Discover that something was easier/harder than you thought
The thing with longer cooking classes that span for 2 hours or more is that you usually make a couple of dishes. I went to a cooking class hosted by Friends of Glass with Bridget Colvin and Cherry Healey and discovered that pesto was incredibly easy to make when you have a hand blender. However, I was also surprised that caramel was literally just sugar and water, and when I tried my hand at it, it was actually hard to not boil it and spoil it. That said, I never previously even thought of learning how to make pesto or caramel from scratch. I also learnt that pot pie had a lot of preparation to go with it, and I don't think I'll actually try it at home.
Learn a different way of presenting your dishes
When you finish your dish, sometimes your teacher will present it in an interesting way.
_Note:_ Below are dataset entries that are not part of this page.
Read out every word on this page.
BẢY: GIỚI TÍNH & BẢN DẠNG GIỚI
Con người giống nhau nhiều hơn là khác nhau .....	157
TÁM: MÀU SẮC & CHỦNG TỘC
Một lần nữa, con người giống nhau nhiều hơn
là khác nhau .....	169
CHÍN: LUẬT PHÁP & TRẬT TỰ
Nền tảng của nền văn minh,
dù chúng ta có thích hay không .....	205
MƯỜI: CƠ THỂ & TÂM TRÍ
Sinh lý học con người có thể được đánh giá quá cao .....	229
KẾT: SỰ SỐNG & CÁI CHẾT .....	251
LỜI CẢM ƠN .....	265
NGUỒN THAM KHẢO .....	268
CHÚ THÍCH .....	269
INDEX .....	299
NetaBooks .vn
I never thought of using glass dishes for pot pie for example. However, I am now inclined to bake some things in glass jars (minus the rubber if you don't want your oven to explode) for an alternative way of presenting things. Also, did you ever think of presenting hot chocolate with marshmallows in a glass jar?
Pick up random useful techniques
So I know that you can obviously pick this up on cooking articles, apps and videos. However, there is nothing like being physically there to observe how the teacher does it. For example, I have had trouble always telling when some things are cooked already or not, and it just helps to get that instant feedback when I'm cooking. I also almost burnt my caramel had I not asked for the teacher to check up on how I was doing.
So there you have it, a couple more reasons that you can justify spending on a cooking class. Just make sure that you check how long the class is, who the teachers are, if you'll get hands-on experience and how big the class size is. The bigger the class size, the more fun but less detail you'll get. I personally prefer a smaller class size, which does mean that I'll be put on the spot a lot, but that's okay cause I do go to these to learn and brush up my techniques.